By making payments, you are putting more of your money at work since your loan isn’t accruing interest each month. Your entire payment will be going towards the balance, making it easier than ever to pay off that loan.

If you can’t afford to make the entire payment, assess how much you can afford. It’s easier to start adjusting to what life looks like with that new expense before it’s actually required to allow yourself some room as you are testing your payment affordability options.

Pay More Than Your Minimum

Really ask yourself, can I afford more than the minimum payment or do I just not want to? If you are barely scraping by, without excessive spending in areas like restaurants, clothing or vacations, then maybe the minimum payment is all you can do right now. Be ok with that! As you have time, start to look at how you can increase your income. 

If you can afford to pay extra, how much extra are you able to pay each month? This will be determined by your existing income and expenses but a budget can help you answer that question. I like to use this Debt Reduction Calculator spreadsheet from Vertex 42 to see when you can be debt free, allowing you to play with different monthly payment scenarios. This might be the exact tool you need to get motivated to pay extra on your debt.

Focus on High Interest Debt

If you have debt with higher interest rates than your current federal student loans, you may want to think about tackling that debt first, utilizing the avalanche method. Use the calculator above to assess your options. Using money earmarked for your student loan payment to pay extra on another debt will allow you to reduce the principal on the high interest debt, allowing you to pay less interest over time.

This will only be your strategy during the deferment period but if history repeats itself, extensions of this grace period will continue to happen. 

Adjust Your Budget

Whether you are struggling to make a payment or trying to calculate how much you can afford to pay towards your debt, a budget can be a helpful tool to answer all your questions. The 90-Day Expense Tracker in this free Ditch Debt Bundle will help you to figure out where the heck your money has been going. From there, you can decide if you need to tighten the belt in areas of excessive spending or eliminate spending in areas of habit or convenience. 

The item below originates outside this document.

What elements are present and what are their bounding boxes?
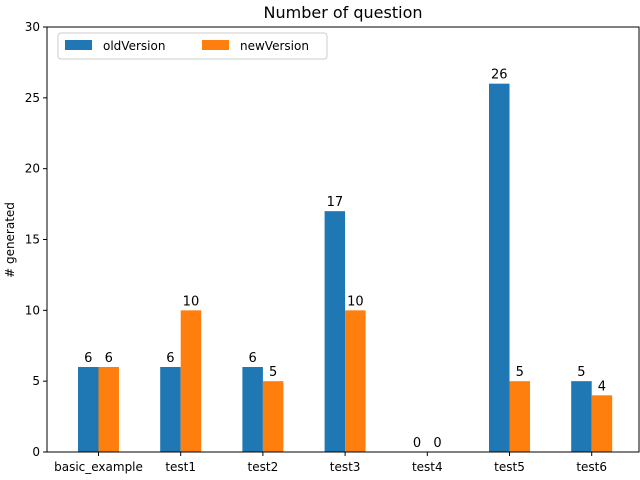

Remember, following a plan to pay off debt can be as aggressive as you want and it doesn’t last forever. I followed an intentional semi-aggressive plan to become debt free and while 20 months seemed to last forever, it still included vacations, happy hours, weekend festivals and home repairs. Paying off debt can happen in tandem to enjoying life.

Increase Your Income

At the end of the day, sometimes we just have to increase our income. Take a look at your free time and decide if a side job is necessary to tackle debt. This doesn’t mean working every weekend at a job that pays barely above minimum wage. Get creative and truly work smarter, not harder. Utilize your hobbies, skills, certifications, previous experience and network to find work that will pay you what you’re worth. 

Once you have additional income coming in, don’t waste it. Make a plan to use that money to pay off debt, save for a large expense or increase your emergency fund. 

While working with clients to become debt free, the problem I often see isn’t that they don’t make enough money. It’s that they don’t have a plan for their money and they don’t give every dollar a job.